Listening from the Gut is a collective listening experience that uses music and deep listening as a tool for community building and resilience from systemic injustice. Joe Namy will invite a group of artists, poets, and musicians to come together to share and talk about sounds, songs, and recordings that are meaningful to them in response to the themes explored in Namy’s audio-video sculptural installation Half Blue (2019), followed by a wider collective discussion with the audience.

Half Blue, on view at KADIST San Francisco is a poetic exploration that reflects on the increased militarization of the police and the justice system. It takes its point of departure from the artist’s cousin Khalid Jabara, who was murdered by hate crime in Tulsa, Oklahoma, in 2016, leading to the Jabara-Heyer NO HATE Act passed by the US Congress in 2021. The sound composition in Half Blue is a polyphonic elegy, interpolating news reports of Jabara’s murder with R&B and hip-hop tracks, vocal compositions by Arab musicians Alya Al Sultani and Halim El Dabh, media sound bites that target Arab Americans, the voice of Eric Garner’s daughter Emerald Snipes, and excerpts from artist Etel Adnan’s book of poems The Arab Apocalypse and poet Marwa Helal’s Census.

Open Arms, in collaboration with Weaving Spirits Festival and CounterPulse
February 6, 2025, 8 pm 
Location: CounterPulse, 80 Turk St, San Francisco, CA 94102

A transformation of physical and social bodies through dance/choreography reflecting on Indigenous sovereignty, the sculptural work of Jeneen Frei Njootli (2SQ Vuntut Gwitchin, Czech, and Dutch), casino chips fall out of you, broken hearts and baggies too (2021) will temporarily move from KADIST San Francisco’s exhibition to CounterPulse.

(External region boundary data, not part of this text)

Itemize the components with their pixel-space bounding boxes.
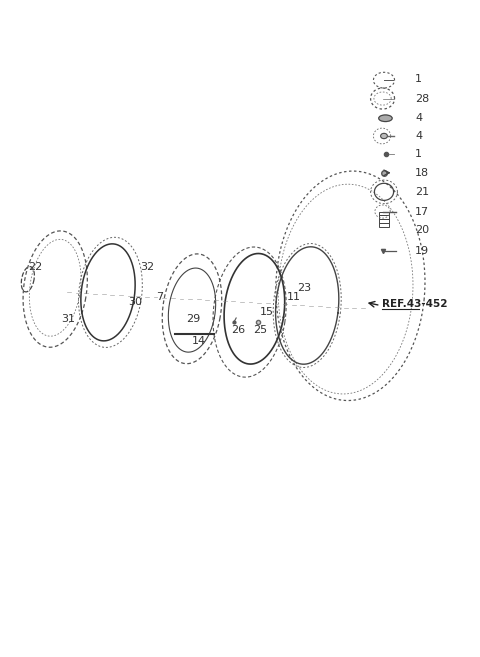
Text: 30: 30 (129, 297, 143, 307)
Text: 15: 15 (260, 307, 274, 317)
Ellipse shape (381, 133, 387, 139)
Text: 28: 28 (415, 93, 430, 104)
Text: 22: 22 (28, 261, 42, 272)
Text: 23: 23 (297, 283, 311, 293)
Bar (379, 215, 389, 219)
Text: REF.43-452: REF.43-452 (382, 299, 447, 309)
Text: 11: 11 (287, 292, 300, 302)
Text: 7: 7 (156, 292, 163, 302)
Text: 20: 20 (415, 225, 429, 235)
Text: 4: 4 (415, 131, 422, 141)
Bar (379, 219, 389, 223)
Text: 18: 18 (415, 168, 429, 178)
Text: 17: 17 (415, 206, 429, 217)
Text: 31: 31 (61, 314, 75, 325)
Ellipse shape (379, 115, 392, 122)
Text: 26: 26 (231, 325, 245, 335)
Text: 29: 29 (186, 314, 201, 325)
Text: 21: 21 (415, 187, 429, 197)
Bar (379, 223, 389, 227)
Text: 4: 4 (415, 113, 422, 124)
Bar (379, 212, 389, 215)
Text: 1: 1 (415, 149, 422, 160)
Text: 1: 1 (415, 74, 422, 84)
Text: 19: 19 (415, 246, 429, 256)
Text: 14: 14 (192, 336, 206, 346)
Text: 32: 32 (141, 261, 155, 272)
Text: 25: 25 (253, 325, 267, 335)
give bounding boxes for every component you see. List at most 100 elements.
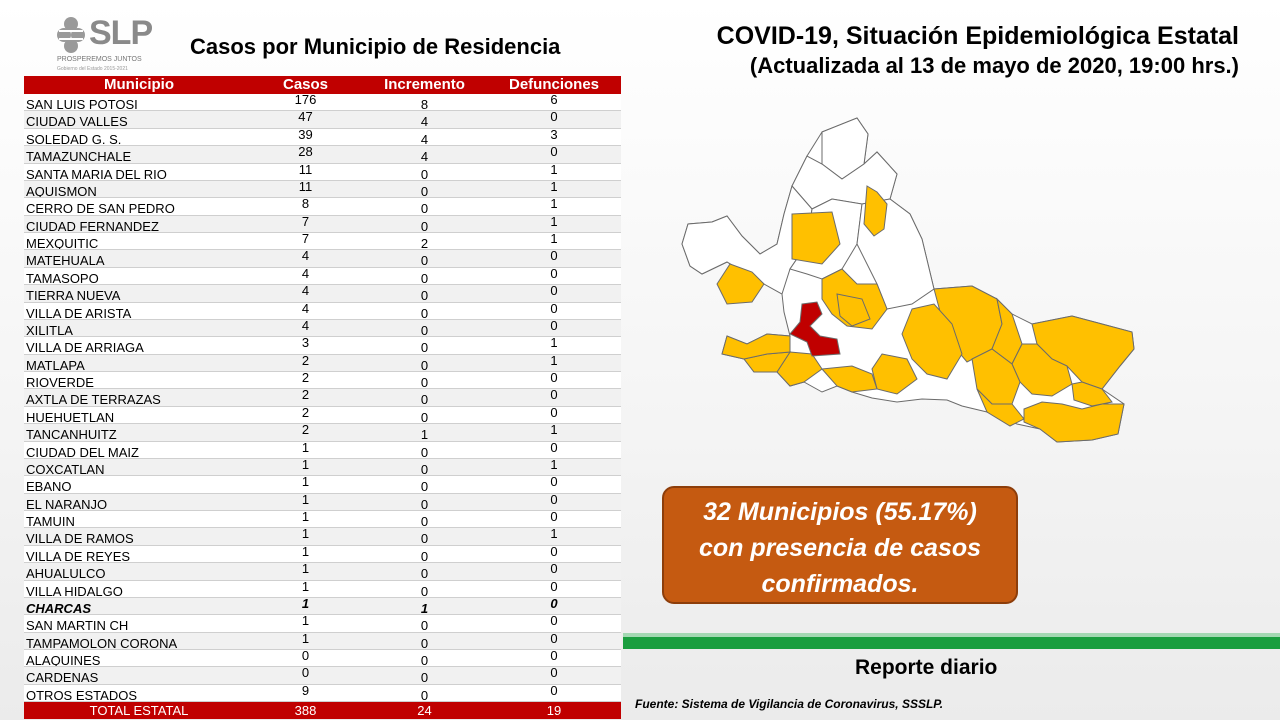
cell-municipio: TAMPAMOLON CORONA (26, 635, 178, 649)
cell-incremento: 0 (420, 322, 429, 337)
table-row: MATEHUALA 4 0 0 (24, 250, 621, 268)
slp-logo: SLP PROSPEREMOS JUNTOS Gobierno del Esta… (55, 14, 165, 78)
cell-municipio: CIUDAD FERNANDEZ (26, 218, 159, 232)
map-muni-charcas (716, 263, 765, 305)
callout-line2: con presencia de casos (698, 534, 982, 562)
cell-casos: 4 (301, 250, 310, 264)
cell-incremento: 1 (420, 427, 429, 441)
table-row: AQUISMON 11 0 1 (24, 180, 621, 199)
cell-defunciones: 0 (550, 146, 558, 160)
cell-incremento: 0 (420, 618, 429, 632)
table-row: CIUDAD FERNANDEZ 7 0 1 (24, 215, 621, 233)
page-title-line1: COVID-19, Situación Epidemiológica Estat… (716, 22, 1239, 50)
cell-municipio: HUEHUETLAN (26, 409, 115, 424)
cell-defunciones: 0 (550, 511, 558, 524)
cell-defunciones: 0 (550, 372, 558, 385)
cell-defunciones: 1 (550, 215, 558, 229)
cell-casos: 2 (301, 406, 310, 420)
cell-municipio: TAMASOPO (26, 270, 99, 285)
cell-casos: 3 (301, 337, 310, 351)
green-divider (623, 633, 1280, 649)
cell-municipio: VILLA DE ARRIAGA (26, 340, 144, 354)
cell-defunciones: 0 (550, 476, 558, 490)
map-muni-rioverde (901, 303, 963, 380)
map-muni-huasteca-south (1023, 401, 1125, 443)
cell-municipio: SAN LUIS POTOSI (26, 97, 138, 111)
map-muni-slp-north (836, 293, 871, 327)
cell-defunciones: 0 (550, 319, 558, 333)
cell-defunciones: 0 (550, 667, 558, 681)
cell-municipio: MATEHUALA (26, 253, 105, 267)
table-row: SAN MARTIN CH 1 0 0 (24, 615, 621, 633)
cell-casos: 1 (301, 597, 310, 611)
table-row: CIUDAD VALLES 47 4 0 (24, 111, 621, 129)
page-title-line2: (Actualizada al 13 de mayo de 2020, 19:0… (749, 53, 1239, 78)
cell-defunciones: 1 (550, 337, 558, 351)
table-row: AHUALULCO 1 0 0 (24, 563, 621, 581)
table-body: SAN LUIS POTOSI 176 8 6 CIUDAD VALLES 47 4 0 SOL… (24, 94, 621, 703)
cell-municipio: VILLA DE REYES (26, 548, 131, 563)
cell-incremento: 0 (420, 357, 429, 371)
map-muni-santa-maria (820, 365, 878, 393)
map-muni-slp-capital (789, 301, 841, 357)
cell-casos: 2 (301, 389, 310, 403)
cell-municipio: MATLAPA (26, 357, 85, 371)
cell-casos: 1 (301, 528, 310, 542)
cell-municipio: TAMAZUNCHALE (26, 149, 132, 163)
cell-defunciones: 0 (550, 267, 558, 281)
table-row: TAMAZUNCHALE 28 4 0 (24, 146, 621, 164)
cell-municipio: TIERRA NUEVA (26, 288, 121, 302)
cell-municipio: XILITLA (26, 322, 73, 337)
cell-casos: 4 (301, 267, 310, 281)
cell-incremento: 0 (420, 305, 429, 319)
cell-casos: 9 (301, 684, 310, 698)
cell-incremento: 0 (420, 392, 429, 406)
cell-casos: 1 (301, 632, 310, 646)
cell-defunciones: 1 (550, 163, 558, 177)
cell-incremento: 0 (420, 253, 429, 267)
cell-defunciones: 0 (550, 285, 558, 299)
table-row: SAN LUIS POTOSI 176 8 6 (24, 94, 621, 112)
cell-municipio: SAN MARTIN CH (26, 618, 129, 632)
table-row: ALAQUINES 0 0 0 (24, 650, 621, 668)
cell-municipio: CERRO DE SAN PEDRO (26, 201, 175, 215)
cell-incremento: 4 (420, 131, 429, 146)
table-row: VILLA DE ARRIAGA 3 0 1 (24, 337, 621, 355)
cell-defunciones: 0 (550, 545, 558, 559)
cell-casos: 1 (301, 511, 310, 524)
cell-municipio: OTROS ESTADOS (26, 687, 137, 702)
total-defunciones: 19 (546, 703, 562, 719)
table-header: Municipio Casos Incremento Defunciones (24, 76, 621, 94)
cell-casos: 176 (294, 94, 317, 107)
table-row: COXCATLAN 1 0 1 (24, 458, 621, 477)
cell-incremento: 0 (420, 583, 429, 597)
cell-defunciones: 0 (550, 406, 558, 420)
cell-municipio: SOLEDAD G. S. (26, 131, 122, 146)
cell-defunciones: 1 (550, 528, 558, 542)
cell-defunciones: 0 (550, 684, 558, 698)
table-row: AXTLA DE TERRAZAS 2 0 0 (24, 389, 621, 407)
page-title: COVID-19, Situación Epidemiológica Estat… (717, 22, 1239, 79)
cell-casos: 4 (301, 285, 310, 299)
cell-casos: 0 (301, 650, 310, 663)
cell-casos: 1 (301, 563, 310, 577)
cell-defunciones: 0 (550, 650, 558, 663)
cell-defunciones: 0 (550, 250, 558, 264)
cell-casos: 1 (301, 441, 310, 455)
map-muni-villa-arista (791, 211, 841, 265)
table-row: SOLEDAD G. S. 39 4 3 (24, 128, 621, 147)
table-row: HUEHUETLAN 2 0 0 (24, 406, 621, 425)
cell-casos: 1 (301, 493, 310, 507)
cell-defunciones: 1 (550, 233, 558, 246)
cell-defunciones: 1 (550, 198, 558, 212)
table-row: EL NARANJO 1 0 0 (24, 493, 621, 511)
cell-casos: 0 (301, 667, 310, 681)
cell-casos: 7 (301, 215, 310, 229)
cell-incremento: 0 (420, 166, 429, 180)
cell-municipio: CIUDAD VALLES (26, 114, 128, 128)
table-row: CIUDAD DEL MAIZ 1 0 0 (24, 441, 621, 459)
table-row: TAMUIN 1 0 0 (24, 511, 621, 529)
report-label: Reporte diario (855, 656, 998, 679)
cell-defunciones: 0 (550, 632, 558, 646)
cell-municipio: VILLA HIDALGO (26, 583, 123, 597)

The program will inspire new choreographic works by two-spirit dancers in collaboration with Weaving Spirits, a festival of two-spirit performances.

Njootli’s sculpture reckons with histories of displacement and the ongoing struggles that Indigenous peoples face. The work calls into question the cultural practices, traditions, and Indigenous rights that are still being inhibited or denied by continuing assimilation policies.

Open Tongue, in collaboration with McSweeney’s Quarterly Concern
February 15, 2025, 3–5 pm
Location: KADIST San Francisco, 3295 20th St, San Francisco, CA 94110

A multitude of voices echo through the pages of the literary publication McSweeney’s Quarterly Concern Issue #77, weaving together stories that explore the intimate intersections of language, memory, and community. The program will bring these themes to life, featuring a reading by the award-winning author of Dead in Long Beach, California, Venita Blackburn, who will be joined in conversation by Rita Bullwinkel, editor of McSweeny’s Quarterly Concern and author of the novel, Headshot, and Belly Up, a story collection that won the Believer Book Award, that delves into the intricacies of time, ritual, and the shared practices of memory-keeping that bind communities together.